Plus de capitaux disponibles signifie aussi plus de pression pour investir. Et donc potentiellement une baisse de la qualité des projets financés.

Ce phénomène est déjà observable dans certains segments : compression des rendements, concurrence accrue, et stratégies d’investissement de plus en plus standardisées.

ELTIF 2.0 : une brique pertinente… mais à sa place

Il serait trop simple de rejeter en bloc les ELTIF. Ils ont une utilité. Ils permettent une diversification vers des actifs décorrélés des marchés cotés. Ils offrent une exposition à des thématiques de long terme difficiles à capter autrement.

Mais ils doivent rester une brique, pas un pilier.

Dans une allocation patrimoniale cohérente, le non coté peut représenter une poche minoritaire, clairement identifiée comme illiquide, avec un horizon long et une compréhension fine des risques.

Le danger apparaît lorsque ces produits sont présentés comme des solutions « accessibles », « fluides » ou « adaptées à tous ». Ce n’est pas le cas.

Conclusion : démocratisation ou mauvaise traduction du risque ?

Les ELTIF 2.0 traduisent une évolution profonde de l’épargne européenne. Le passage d’un modèle liquide, sécurisé et court-termiste à un modèle plus engagé, plus risqué, plus long.

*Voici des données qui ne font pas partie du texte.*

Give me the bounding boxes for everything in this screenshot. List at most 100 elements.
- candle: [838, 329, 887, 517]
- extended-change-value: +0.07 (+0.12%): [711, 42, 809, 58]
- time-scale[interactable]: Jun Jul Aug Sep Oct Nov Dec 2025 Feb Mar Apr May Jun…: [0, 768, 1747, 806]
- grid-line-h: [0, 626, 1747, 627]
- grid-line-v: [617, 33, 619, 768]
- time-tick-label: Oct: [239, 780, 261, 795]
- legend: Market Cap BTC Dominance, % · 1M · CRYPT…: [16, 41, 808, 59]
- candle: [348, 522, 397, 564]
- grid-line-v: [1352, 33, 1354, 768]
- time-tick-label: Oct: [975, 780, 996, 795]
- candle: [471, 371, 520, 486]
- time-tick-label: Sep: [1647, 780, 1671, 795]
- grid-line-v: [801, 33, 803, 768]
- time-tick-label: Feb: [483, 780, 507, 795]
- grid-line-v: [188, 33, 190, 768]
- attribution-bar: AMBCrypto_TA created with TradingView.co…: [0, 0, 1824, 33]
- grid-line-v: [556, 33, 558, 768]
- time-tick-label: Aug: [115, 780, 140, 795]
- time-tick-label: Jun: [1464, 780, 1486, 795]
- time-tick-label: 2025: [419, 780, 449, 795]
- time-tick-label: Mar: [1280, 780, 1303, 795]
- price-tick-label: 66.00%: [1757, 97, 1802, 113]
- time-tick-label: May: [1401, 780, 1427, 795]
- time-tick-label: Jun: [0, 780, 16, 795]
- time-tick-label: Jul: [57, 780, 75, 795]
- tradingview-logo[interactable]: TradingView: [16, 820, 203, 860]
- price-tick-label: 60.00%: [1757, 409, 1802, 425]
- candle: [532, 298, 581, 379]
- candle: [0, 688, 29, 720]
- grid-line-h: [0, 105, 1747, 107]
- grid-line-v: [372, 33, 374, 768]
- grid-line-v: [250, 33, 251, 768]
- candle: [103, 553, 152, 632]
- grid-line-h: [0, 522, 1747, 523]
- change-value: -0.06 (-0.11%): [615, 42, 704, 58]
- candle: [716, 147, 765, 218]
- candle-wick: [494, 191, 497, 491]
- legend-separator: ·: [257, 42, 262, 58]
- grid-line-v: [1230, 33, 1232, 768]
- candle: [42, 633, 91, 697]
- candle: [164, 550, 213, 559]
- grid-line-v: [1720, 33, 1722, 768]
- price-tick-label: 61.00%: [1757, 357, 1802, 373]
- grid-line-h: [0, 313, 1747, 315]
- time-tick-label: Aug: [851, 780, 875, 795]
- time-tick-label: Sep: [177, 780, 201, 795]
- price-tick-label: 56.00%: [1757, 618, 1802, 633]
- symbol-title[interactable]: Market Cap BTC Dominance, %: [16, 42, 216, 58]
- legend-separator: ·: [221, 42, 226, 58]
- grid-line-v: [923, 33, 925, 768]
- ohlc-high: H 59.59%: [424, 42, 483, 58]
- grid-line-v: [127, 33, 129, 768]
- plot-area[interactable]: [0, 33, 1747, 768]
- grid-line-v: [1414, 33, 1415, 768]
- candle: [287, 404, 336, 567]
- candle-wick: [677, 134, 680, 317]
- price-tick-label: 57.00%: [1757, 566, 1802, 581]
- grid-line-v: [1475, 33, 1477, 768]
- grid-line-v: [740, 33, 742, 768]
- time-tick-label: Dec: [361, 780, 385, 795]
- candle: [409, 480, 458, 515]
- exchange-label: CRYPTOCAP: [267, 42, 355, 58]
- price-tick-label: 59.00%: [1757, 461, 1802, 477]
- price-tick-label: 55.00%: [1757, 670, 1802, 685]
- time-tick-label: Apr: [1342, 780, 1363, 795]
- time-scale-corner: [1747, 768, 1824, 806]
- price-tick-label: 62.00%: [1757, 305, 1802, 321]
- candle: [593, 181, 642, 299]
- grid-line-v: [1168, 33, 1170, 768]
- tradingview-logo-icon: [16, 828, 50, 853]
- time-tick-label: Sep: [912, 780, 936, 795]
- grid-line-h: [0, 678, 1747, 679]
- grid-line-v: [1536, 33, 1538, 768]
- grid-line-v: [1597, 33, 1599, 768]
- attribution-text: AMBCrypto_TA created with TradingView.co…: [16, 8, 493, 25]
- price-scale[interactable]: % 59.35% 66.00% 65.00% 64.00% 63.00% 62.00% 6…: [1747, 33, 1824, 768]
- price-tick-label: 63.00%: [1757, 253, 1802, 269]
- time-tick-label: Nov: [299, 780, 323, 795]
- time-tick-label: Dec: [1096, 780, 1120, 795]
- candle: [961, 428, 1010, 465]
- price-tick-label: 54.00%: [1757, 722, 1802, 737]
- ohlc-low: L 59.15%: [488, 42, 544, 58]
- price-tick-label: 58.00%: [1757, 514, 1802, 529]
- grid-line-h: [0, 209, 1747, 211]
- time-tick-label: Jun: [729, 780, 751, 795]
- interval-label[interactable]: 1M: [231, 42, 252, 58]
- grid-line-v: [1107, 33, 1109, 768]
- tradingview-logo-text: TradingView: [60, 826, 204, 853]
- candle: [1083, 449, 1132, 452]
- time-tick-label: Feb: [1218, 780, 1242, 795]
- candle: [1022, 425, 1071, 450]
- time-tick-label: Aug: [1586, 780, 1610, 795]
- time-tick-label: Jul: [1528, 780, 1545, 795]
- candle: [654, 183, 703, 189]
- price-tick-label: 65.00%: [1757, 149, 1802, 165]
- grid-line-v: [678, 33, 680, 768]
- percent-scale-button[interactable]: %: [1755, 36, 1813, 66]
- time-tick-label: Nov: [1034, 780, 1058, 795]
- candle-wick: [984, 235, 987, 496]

Mais la démocratisation du non coté ne supprime pas ses contraintes fondamentales. Elle les déplace vers des investisseurs moins armés pour les comprendre.

La vraie question n’est donc pas : faut-il investir dans les ELTIF ?

La vraie question est : dans quelles proportions, avec quel niveau de compréhension, et surtout avec quelle acceptation réelle de l’illiquidité ?

Parce que derrière la promesse d’accès au non coté, il y a une réalité simple : on ne transforme pas un actif illiquide en actif liquide. On en masque seulement temporairement les contraintes.